Cet iPhone 5 radicalement différent, adoptant la forme de la «goutte d’eau» dont les fabricants de housse se sont inspirés, reste pourtant invisible. Au point de faire finalement jaillir des doutes sur sa réelle existence. «Il y a un moment où les attentes dépassent les capacités» d’Apple, prévient Roger Kay analyste chez Endpoint Technologies Associates. La sortie de l’iPhone 4S, dont les pièces détachées sont apparues en photo, ne fait en revanche plus de doute. Cet iPhone 4 amélioré a été répéré par le blog 9to5Mac dans le système interne d’Apple et dans une nouvelle version d’iTunes. Il figure aussi dans la boutique en ligne de Vodafone en Allemagne.

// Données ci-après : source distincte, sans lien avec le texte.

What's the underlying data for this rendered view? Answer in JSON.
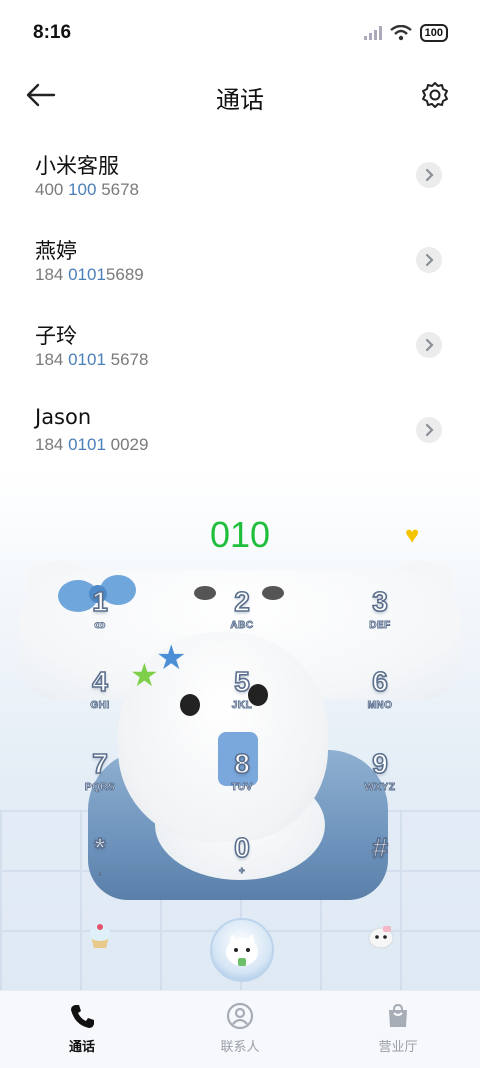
{
  "status": {
    "time": "8:16",
    "battery": "100"
  },
  "header": {
    "title": "通话",
    "back_icon": "arrow-left-icon",
    "settings_icon": "gear-icon"
  },
  "contacts": [
    {
      "name": "小米客服",
      "num_pre": "400 ",
      "num_hl": "100",
      "num_post": " 5678"
    },
    {
      "name": "燕婷",
      "num_pre": "184 ",
      "num_hl": "0101",
      "num_post": "5689"
    },
    {
      "name": "子玲",
      "num_pre": "184 ",
      "num_hl": "0101",
      "num_post": " 5678"
    },
    {
      "name": "Jason",
      "num_pre": "184 ",
      "num_hl": "0101",
      "num_post": " 0029"
    }
  ],
  "dialer": {
    "input": "010",
    "keys": [
      {
        "digit": "1",
        "letters": "ꝏ"
      },
      {
        "digit": "2",
        "letters": "ABC"
      },
      {
        "digit": "3",
        "letters": "DEF"
      },
      {
        "digit": "4",
        "letters": "GHI"
      },
      {
        "digit": "5",
        "letters": "JKL"
      },
      {
        "digit": "6",
        "letters": "MNO"
      },
      {
        "digit": "7",
        "letters": "PQRS"
      },
      {
        "digit": "8",
        "letters": "TUV"
      },
      {
        "digit": "9",
        "letters": "WXYZ"
      },
      {
        "digit": "*",
        "letters": ","
      },
      {
        "digit": "0",
        "letters": "+"
      },
      {
        "digit": "#",
        "letters": ""
      }
    ]
  },
  "nav": {
    "tabs": [
      {
        "label": "通话",
        "icon": "phone-icon",
        "active": true
      },
      {
        "label": "联系人",
        "icon": "contacts-icon",
        "active": false
      },
      {
        "label": "营业厅",
        "icon": "shopping-bag-icon",
        "active": false
      }
    ]
  },
  "colors": {
    "dialed_green": "#1fbf3b",
    "highlight_blue": "#4b7fb8",
    "heart_yellow": "#f5c400"
  }
}
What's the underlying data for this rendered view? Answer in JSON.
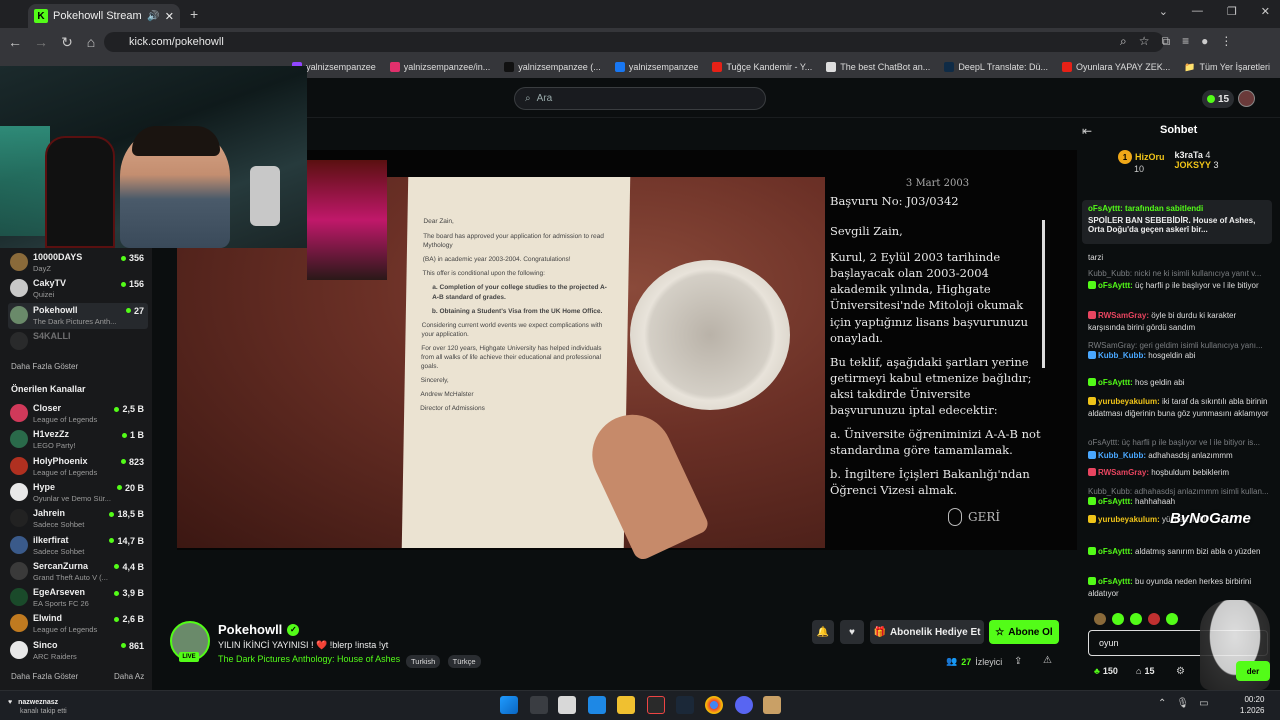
{
  "browser": {
    "tab_title": "Pokehowll Stream - Watch l",
    "url": "kick.com/pokehowll",
    "bookmarks": [
      "yalnizsempanzee",
      "yalnizsempanzee/in...",
      "yalnizsempanzee (...",
      "yalnizsempanzee",
      "Tuğçe Kandemir - Y...",
      "The best ChatBot an...",
      "DeepL Translate: Dü...",
      "Oyunlara YAPAY ZEK..."
    ],
    "all_bookmarks": "Tüm Yer İşaretleri"
  },
  "header": {
    "search_placeholder": "Ara",
    "notif_count": "15"
  },
  "sidebar": {
    "followed": [
      {
        "name": "10000DAYS",
        "game": "DayZ",
        "viewers": "356",
        "color": "#8a6a3a"
      },
      {
        "name": "CakyTV",
        "game": "Quizei",
        "viewers": "156",
        "color": "#c8c8c8"
      },
      {
        "name": "Pokehowll",
        "game": "The Dark Pictures Anth...",
        "viewers": "27",
        "color": "#6a8a6a"
      },
      {
        "name": "S4KALLI",
        "game": "",
        "viewers": "",
        "color": "#444444"
      }
    ],
    "show_more": "Daha Fazla Göster",
    "recommended_title": "Önerilen Kanallar",
    "recommended": [
      {
        "name": "Closer",
        "game": "League of Legends",
        "viewers": "2,5 B",
        "color": "#d0395a"
      },
      {
        "name": "H1vezZz",
        "game": "LEGO Party!",
        "viewers": "1 B",
        "color": "#2a6a4a"
      },
      {
        "name": "HolyPhoenix",
        "game": "League of Legends",
        "viewers": "823",
        "color": "#b03020"
      },
      {
        "name": "Hype",
        "game": "Oyunlar ve Demo Sür...",
        "viewers": "20 B",
        "color": "#e8e8e8"
      },
      {
        "name": "Jahrein",
        "game": "Sadece Sohbet",
        "viewers": "18,5 B",
        "color": "#222222"
      },
      {
        "name": "ilkerfirat",
        "game": "Sadece Sohbet",
        "viewers": "14,7 B",
        "color": "#3a5a8a"
      },
      {
        "name": "SercanZurna",
        "game": "Grand Theft Auto V (...",
        "viewers": "4,4 B",
        "color": "#3a3a3a"
      },
      {
        "name": "EgeArseven",
        "game": "EA Sports FC 26",
        "viewers": "3,9 B",
        "color": "#1a4a2a"
      },
      {
        "name": "Elwind",
        "game": "League of Legends",
        "viewers": "2,6 B",
        "color": "#c07a20"
      },
      {
        "name": "Sinco",
        "game": "ARC Raiders",
        "viewers": "861",
        "color": "#e8e8e8"
      }
    ],
    "footer_more": "Daha Fazla Göster",
    "footer_less": "Daha Az"
  },
  "video": {
    "letter_lines": [
      "The board has approved your application for admission to read Mythology",
      "(BA) in academic year 2003-2004. Congratulations!",
      "This offer is conditional upon the following:",
      "a. Completion of your college studies to the projected A-A-B standard of grades.",
      "b. Obtaining a Student's Visa from the UK Home Office.",
      "Considering current world events we expect complications with your application.",
      "For over 120 years, Highgate University has helped individuals from all walks of life achieve their educational and professional goals.",
      "Sincerely,",
      "Andrew McHalster",
      "Director of Admissions"
    ],
    "letter_salutation": "Dear Zain,",
    "subs_date": "3 Mart 2003",
    "subs_ref": "Başvuru No: J03/0342",
    "subs_greet": "Sevgili Zain,",
    "subs_p1": "Kurul, 2 Eylül 2003 tarihinde başlayacak olan 2003-2004 akademik yılında, Highgate Üniversitesi'nde Mitoloji okumak için yaptığınız lisans başvurunuzu onayladı.",
    "subs_p2": "Bu teklif, aşağıdaki şartları yerine getirmeyi kabul etmenize bağlıdır; aksi takdirde Üniversite başvurunuzu iptal edecektir:",
    "subs_a": "a. Üniversite öğreniminizi A-A-B not standardına göre tamamlamak.",
    "subs_b": "b. İngiltere İçişleri Bakanlığı'ndan Öğrenci Vizesi almak.",
    "back_label": "GERİ"
  },
  "stream": {
    "name": "Pokehowll",
    "title": "YILIN İKİNCİ YAYINISI ! ❤️ !blerp !insta !yt",
    "game": "The Dark Pictures Anthology: House of Ashes",
    "tags": [
      "Turkish",
      "Türkçe"
    ],
    "live": "LIVE",
    "viewers": "27",
    "viewers_label": "İzleyici",
    "gift_label": "Abonelik Hediye Et",
    "sub_label": "Abone Ol"
  },
  "chat": {
    "title": "Sohbet",
    "leaderboard": [
      {
        "name": "HizOru",
        "value": "10"
      },
      {
        "name": "k3raTa",
        "value": "4"
      },
      {
        "name": "JOKSYY",
        "value": "3"
      }
    ],
    "pinned_by": "oFsAyttt: tarafından sabitlendi",
    "pinned_text": "SPOİLER BAN SEBEBİDİR. House of Ashes, Orta Doğu'da geçen askerî bir...",
    "messages": [
      {
        "user": "",
        "text": "tarzi",
        "cls": ""
      },
      {
        "user": "Kubb_Kubb:",
        "text": "nicki ne ki isimli kullanıcıya yanıt v...",
        "cls": "g"
      },
      {
        "user": "oFsAyttt:",
        "text": "üç harfli p ile başlıyor ve l ile bitiyor",
        "cls": "u"
      },
      {
        "user": "RWSamGray:",
        "text": "öyle bi durdu ki karakter karşısında birini gördü sandım",
        "cls": "r"
      },
      {
        "user": "RWSamGray:",
        "text": "geri geldim isimli kullanıcıya yanı...",
        "cls": "g"
      },
      {
        "user": "Kubb_Kubb:",
        "text": "hosgeldin abi",
        "cls": "b"
      },
      {
        "user": "oFsAyttt:",
        "text": "hos geldin abi",
        "cls": "u"
      },
      {
        "user": "yurubeyakulum:",
        "text": "iki taraf da sıkıntılı abla birinin aldatması diğerinin buna göz yummasını aklamıyor",
        "cls": "y"
      },
      {
        "user": "oFsAyttt:",
        "text": "üç harfli p ile başlıyor ve l ile bitiyor is...",
        "cls": "g"
      },
      {
        "user": "Kubb_Kubb:",
        "text": "adhahasdsj anlazımmm",
        "cls": "b"
      },
      {
        "user": "RWSamGray:",
        "text": "hoşbuldum bebiklerim",
        "cls": "r"
      },
      {
        "user": "Kubb_Kubb:",
        "text": "adhahasdsj anlazımmm isimli kullan...",
        "cls": "g"
      },
      {
        "user": "oFsAyttt:",
        "text": "hahhahaah",
        "cls": "u"
      },
      {
        "user": "yurubeyakulum:",
        "text": "yüzden ıraklı",
        "cls": "y"
      },
      {
        "user": "oFsAyttt:",
        "text": "aldatmış sanırım bizi abla o yüzden",
        "cls": "u"
      },
      {
        "user": "oFsAyttt:",
        "text": "bu oyunda neden herkes birbirini aldatıyor",
        "cls": "u"
      }
    ],
    "watermark": "ByNoGame",
    "input_value": "oyun",
    "points": "150",
    "store_count": "15",
    "send_label": "der"
  },
  "taskbar": {
    "time": "00:20",
    "date": "1.2026",
    "notif_user": "nazweznasz",
    "notif_text": "kanalı takip etti"
  }
}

«J’ai le sentiment que si Apple annonce l’iPhone 4S, ce sera décevant, alors qu’avec l’iPhone 5, ce sera passionnant», résume le blogueur John Grüber, familier de l’entreprise. Comme si la rumeur, trop lourde, pouvait finalement se retourner contre Apple. La concurrence, elle, n’attend pas. L’iPhone reste certes le smartphone le plus vendu dans le monde (il s’en est écoulé 128 millions, dont 20 millions entre avril et juin). Mais Android est désormais solidement installé à la première place des OS mobiles les plus utilisés.